This Newbery Winner for Young Adults was the perfect book to follow my reading of Kristin Lavransdatter and Dooms Day Book, for it tells much the same story but from the point of view of a fourteen-year old girl.
Catherine’s diary of the year 1290 is meant to show 21st century readers just what girls back then had to endure. Catherine felt like she was a bird trapped in a cage because there were so many things girls could not do. Much of her time is spent learning to be “a lady,” which means hours of sewing and embroidery, mixing up tonics and herbal remedies, helping to rid the bedding of the ever-present fleas, and preparing to be the object of negotiation in a marriage agreement determined by her father. This last “duty” is the one she rebels against most of all. She hopes her visiting Uncle George, back from the Crusades, will somehow provide her with a way out:
Since my uncle George has had experience with adventures, I am hoping that he can help me escape this life of hemming and mending and fishing for husbands. I would much prefer crusading, swinging my sword at heathens and sleeping under starry skies on the other end of the world.”
She makes a list of all the things girls aren’t allowed to do:
Go on crusade
Be horse trainers
Laugh very loud
Drink in ale houses
Cut their hair
Piss in the fire to make it hiss
Marry whom they will
Glide on the ice
By way of her adolescent rants and yearnings, we get a flavor of what the 13th Century was like: the food they ate, the clothes they wore, hygiene (or more accurately, lack thereof) and the persistence of superstition in spite of culturally-embedded Christianity. And we get to know Catherine quite well. She can be a moody, headstrong brat, or a caring, loyal friend, or a curious seeker of knowledge hungry to know more about her world.

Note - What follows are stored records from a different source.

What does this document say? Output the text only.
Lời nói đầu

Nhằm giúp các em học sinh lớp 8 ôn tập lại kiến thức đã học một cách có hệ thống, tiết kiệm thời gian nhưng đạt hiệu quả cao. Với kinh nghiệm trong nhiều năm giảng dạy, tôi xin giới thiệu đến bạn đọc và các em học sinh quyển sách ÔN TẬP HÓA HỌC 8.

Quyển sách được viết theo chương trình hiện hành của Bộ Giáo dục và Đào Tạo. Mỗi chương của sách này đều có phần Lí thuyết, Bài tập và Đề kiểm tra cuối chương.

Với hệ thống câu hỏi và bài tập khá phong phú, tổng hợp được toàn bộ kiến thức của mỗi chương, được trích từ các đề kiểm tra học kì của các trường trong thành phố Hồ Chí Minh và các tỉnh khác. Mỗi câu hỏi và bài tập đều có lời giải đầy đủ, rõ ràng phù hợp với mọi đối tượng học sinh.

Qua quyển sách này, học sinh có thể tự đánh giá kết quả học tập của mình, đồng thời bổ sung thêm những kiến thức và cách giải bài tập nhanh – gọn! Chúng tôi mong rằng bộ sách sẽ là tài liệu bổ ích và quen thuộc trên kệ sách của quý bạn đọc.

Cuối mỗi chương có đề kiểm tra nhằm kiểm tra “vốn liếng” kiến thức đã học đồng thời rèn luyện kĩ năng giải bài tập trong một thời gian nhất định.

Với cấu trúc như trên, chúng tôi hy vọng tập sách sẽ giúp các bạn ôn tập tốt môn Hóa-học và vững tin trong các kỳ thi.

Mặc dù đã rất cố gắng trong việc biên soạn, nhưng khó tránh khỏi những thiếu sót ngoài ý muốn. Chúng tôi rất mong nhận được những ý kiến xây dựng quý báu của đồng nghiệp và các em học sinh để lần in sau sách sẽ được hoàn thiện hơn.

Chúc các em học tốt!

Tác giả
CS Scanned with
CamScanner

Evaluation: The author, Karen Cushman, who has done extensive research into medieval English history and culture, provides us with a great deal of detail about life in the Middle Ages. Girls will no doubt be amazed at the extent to which (very) young daughters were bartered away to old men in exchange for money and/or property. I think this charming book could be an eye-opener to young teens who might resent having, e.g., their IPod use restricted.